Questa non è la nostra Europa

Ci sarebbe solo da essere fieri della falce e martello, emblema delle lotte operaie e dell'emancipazione dei contadini e dei braccianti, uniti per un futuro di benessere e di pace ove non vi fosse posto per lo sfruttamento. Un simbolo di vita migliore, di giustizia, di eguaglianza.

Le generazioni che ci hanno preceduto ci hanno insegnato a rispettarlo e a tenerlo sempre in alto. Hanno subito violenze, lottato, combattuto, avendo quel simbolo nel cuore.

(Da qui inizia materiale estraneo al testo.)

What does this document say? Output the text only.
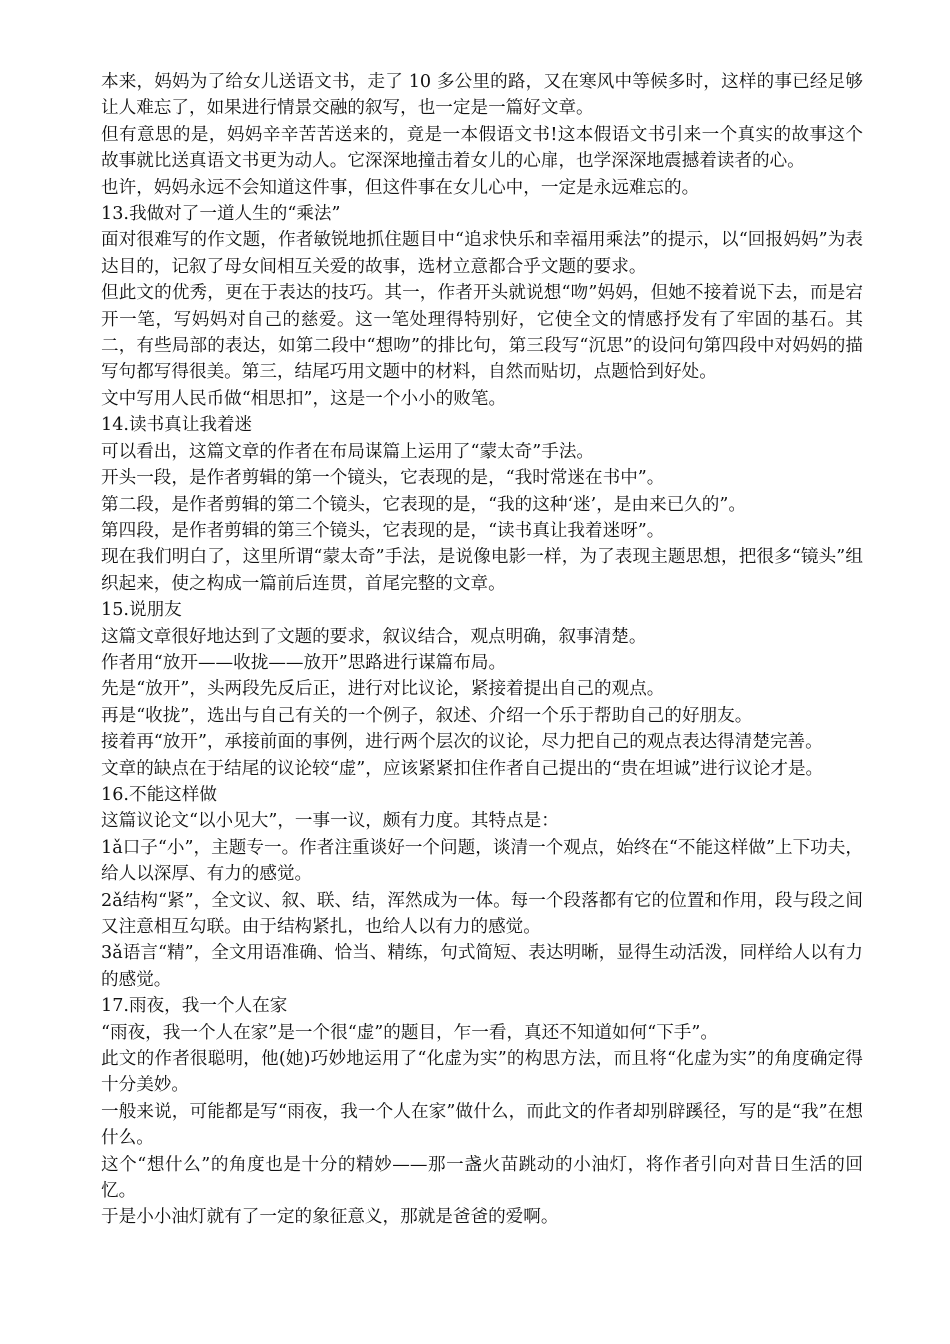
本来，妈妈为了给女儿送语文书，走了 10 多公里的路，又在寒风中等候多时，这样的事已经足够让人难忘了，如果进行情景交融的叙写，也一定是一篇好文章。

但有意思的是，妈妈辛辛苦苦送来的，竟是一本假语文书!这本假语文书引来一个真实的故事这个故事就比送真语文书更为动人。它深深地撞击着女儿的心扉，也学深深地震撼着读者的心。

也许，妈妈永远不会知道这件事，但这件事在女儿心中，一定是永远难忘的。

13.我做对了一道人生的“乘法”

面对很难写的作文题，作者敏锐地抓住题目中“追求快乐和幸福用乘法”的提示，以“回报妈妈”为表达目的，记叙了母女间相互关爱的故事，选材立意都合乎文题的要求。

但此文的优秀，更在于表达的技巧。其一，作者开头就说想“吻”妈妈，但她不接着说下去，而是宕开一笔，写妈妈对自己的慈爱。这一笔处理得特别好，它使全文的情感抒发有了牢固的基石。其二，有些局部的表达，如第二段中“想吻”的排比句，第三段写“沉思”的设问句第四段中对妈妈的描写句都写得很美。第三，结尾巧用文题中的材料，自然而贴切，点题恰到好处。

文中写用人民币做“相思扣”，这是一个小小的败笔。

14.读书真让我着迷

可以看出，这篇文章的作者在布局谋篇上运用了“蒙太奇”手法。

开头一段，是作者剪辑的第一个镜头，它表现的是，“我时常迷在书中”。

第二段，是作者剪辑的第二个镜头，它表现的是，“我的这种‘迷’，是由来已久的”。

第四段，是作者剪辑的第三个镜头，它表现的是，“读书真让我着迷呀”。

现在我们明白了，这里所谓“蒙太奇”手法，是说像电影一样，为了表现主题思想，把很多“镜头”组织起来，使之构成一篇前后连贯，首尾完整的文章。

15.说朋友

这篇文章很好地达到了文题的要求，叙议结合，观点明确，叙事清楚。

作者用“放开——收拢——放开”思路进行谋篇布局。

先是“放开”，头两段先反后正，进行对比议论，紧接着提出自己的观点。

再是“收拢”，选出与自己有关的一个例子，叙述、介绍一个乐于帮助自己的好朋友。

接着再“放开”，承接前面的事例，进行两个层次的议论，尽力把自己的观点表达得清楚完善。

文章的缺点在于结尾的议论较“虚”，应该紧紧扣住作者自己提出的“贵在坦诚”进行议论才是。

16.不能这样做

这篇议论文“以小见大”，一事一议，颇有力度。其特点是：

1ǎ口子“小”，主题专一。作者注重谈好一个问题，谈清一个观点，始终在“不能这样做”上下功夫，给人以深厚、有力的感觉。

2ǎ结构“紧”，全文议、叙、联、结，浑然成为一体。每一个段落都有它的位置和作用，段与段之间又注意相互勾联。由于结构紧扎，也给人以有力的感觉。

3ǎ语言“精”，全文用语准确、恰当、精练，句式简短、表达明晰，显得生动活泼，同样给人以有力的感觉。

17.雨夜，我一个人在家

“雨夜，我一个人在家”是一个很“虚”的题目，乍一看，真还不知道如何“下手”。

此文的作者很聪明，他(她)巧妙地运用了“化虚为实”的构思方法，而且将“化虚为实”的角度确定得十分美妙。

一般来说，可能都是写“雨夜，我一个人在家”做什么，而此文的作者却别辟蹊径，写的是“我”在想什么。

这个“想什么”的角度也是十分的精妙——那一盏火苗跳动的小油灯，将作者引向对昔日生活的回忆。

于是小小油灯就有了一定的象征意义，那就是爸爸的爱啊。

L'uso violento che ne è stato fatto - nella Russia di Stalin come altrove - non ne inficia in alcun modo il significato: quanti, peraltro, sono stati uccisi nel nome di Cristo e della sua parola? Ne inficia questo il messaggio?

Il messaggio politico e umano di quella grandiosa icona del movimento operaio rimarrà sempre valido, fulgido, incontaminato.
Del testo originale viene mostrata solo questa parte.